Adipose overexpression of STS decreases lipolysis and adipogenesis and aggravates HFD-induced adipose and systemic inflammation in males. Mice are the same as described in Fig. 2. The epi-WAT expression of genes responsible for (A) lipolysis, (B) glucose uptake and energy expenditure, and (C) lipogenesis and adipogenesis was measured by real-time PCR. (D) The protein level of PPARγ and ERK1/2 was measured by Western blotting. (E) Epi-WAT expression of adiponectin. (F) Immunostaining of Cd68. Shown on the right is the quantification. The (G) serum level of IL-6 and (H) adipose expression on proinflammatory genes and macrophage marker genes. Results are expressed as mean ± SD; n = 4 mice per group. *P < 0.05; **P < 0.01; ***P < 0.005, compared with the Wt.

Figure 4.

The metabolic phenotype in aP2-STS Tg males is androgen dependent. Mice are the same as described in Fig. 2. Shown are (A) adipose expression of estrogen-responsive genes, (B) adipose expression of androgen-responsive genes, (C) adipose and liver levels of testosterone, and (D) the serum levels of testosterone. Male mice were castrated before being fed with HFD for 20 weeks. Shown are (E) body weight and body composition, (F) oxygen consumption, (G) GTT and ITT, (H) immunostaining of CD68, (I) adipose expression of proinflammatory genes and macrophage marker genes, and (J) adipose expression of androgen responsive genes.
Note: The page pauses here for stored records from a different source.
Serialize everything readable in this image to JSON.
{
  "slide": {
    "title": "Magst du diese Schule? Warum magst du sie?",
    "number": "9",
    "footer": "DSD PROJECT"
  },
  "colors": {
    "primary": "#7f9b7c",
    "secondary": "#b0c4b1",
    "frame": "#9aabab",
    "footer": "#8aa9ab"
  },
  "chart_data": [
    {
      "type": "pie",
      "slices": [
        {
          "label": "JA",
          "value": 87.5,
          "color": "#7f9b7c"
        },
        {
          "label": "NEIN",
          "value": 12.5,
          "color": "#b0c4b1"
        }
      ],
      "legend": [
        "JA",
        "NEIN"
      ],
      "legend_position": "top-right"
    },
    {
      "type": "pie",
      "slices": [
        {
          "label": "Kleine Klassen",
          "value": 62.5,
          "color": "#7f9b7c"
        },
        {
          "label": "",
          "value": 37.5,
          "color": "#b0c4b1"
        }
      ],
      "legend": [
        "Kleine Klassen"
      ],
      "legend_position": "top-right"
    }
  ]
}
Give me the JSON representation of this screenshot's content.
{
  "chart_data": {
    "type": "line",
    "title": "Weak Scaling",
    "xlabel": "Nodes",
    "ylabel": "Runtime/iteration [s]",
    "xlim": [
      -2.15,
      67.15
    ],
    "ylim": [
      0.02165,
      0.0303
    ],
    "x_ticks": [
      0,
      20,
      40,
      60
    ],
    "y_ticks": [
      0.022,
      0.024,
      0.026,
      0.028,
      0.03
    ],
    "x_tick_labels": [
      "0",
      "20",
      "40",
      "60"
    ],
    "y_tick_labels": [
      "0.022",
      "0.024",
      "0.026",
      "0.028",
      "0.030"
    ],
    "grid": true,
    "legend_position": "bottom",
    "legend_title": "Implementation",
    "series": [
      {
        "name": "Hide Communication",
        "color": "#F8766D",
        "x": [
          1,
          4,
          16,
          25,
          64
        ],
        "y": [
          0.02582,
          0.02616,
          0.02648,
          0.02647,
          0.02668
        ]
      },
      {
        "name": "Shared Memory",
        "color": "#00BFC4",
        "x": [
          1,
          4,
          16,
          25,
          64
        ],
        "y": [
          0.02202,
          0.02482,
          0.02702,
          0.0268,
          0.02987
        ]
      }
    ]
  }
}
Results are expressed as mean ± SD; n = 4 mice per group for all panels, except (B) and (C): Wt, n = 6; Tg, n = 5. *P < 0.05; **P < 0.01; ***P < 0.005, compared with the Wt.

Figure 5.

Adipose overexpression of STS improves metabolic functions in HFD-fed females. All mice are females. Mice were fed with HFD for 20 weeks before analysis. Mice were analyzed for (A) body weight and body composition, (B) fat mass, (C) food intake, (D) oxygen consumption, (E) GTT, and (F) ITT. The quantifications of the GTT and ITT results are shown as the areas under the curve. (G) Western blot analysis of Irs-1 and Akt phosphorylation in epi-WAT. Shown on the right are the densitometric quantifications of the Western blotting results. The serum levels of (H) triglycerides and (I) cholesterol. Results are expressed as mean ± SD; n = 4 mice per group. *P < 0.05; **P < 0.01, compared with the Wt. sub-WAT, subcutaneous WAT.

Figure 6.

Adipose overexpression of STS increases energy expenditure and adipogenesis and ameliorates HFD-induced adipose and systemic inflammation in females. Mice are the same as described in Fig. 5. (A) Adipose expression of genes responsible for energy uptake and expenditure, and (B) lipogenesis and adipogenesis was measured by real-time PCR. (C) The protein level of PPARγ was measured by Western blotting. The (D) adipose mRNA expression of adiponectin and (E) the serum level of adiponectin. (F) Immunostaining of Cd68. Shown below is the quantification. Adipose expression of (G) proinflammatory genes and macrophage marker genes and (H) the serum level of IL-6. Results are expressed as mean ± SD; n = 4 mice per group. *P < 0.05; **P < 0.01, compared with the Wt.

Figure 7.

The metabolic benefit in female Tg mice is estrogen dependent. Mice are the same as described in Fig. 5. Shown are adipose expression of (A) estrogen-responsive genes and (B) androgen-responsive genes as measured by real-time PCR. Female mice were ovariectomized before being fed with HFD for 20 weeks. Shown are (C) adipose expression of estrogen-responsive genes, (D) body weight and body composition analysis, (E) oxygen consumption, (F) GTT and ITT, (G) immunostaining of CD68, (H) adipose expression of proinflammatory genes and macrophage marker genes, and (I) genes involved in adipogenesis and lipogenesis. Results are expressed as mean ± SD; n = 4 mice per group. *P < 0.05; **P < 0.01, compared with the Wt.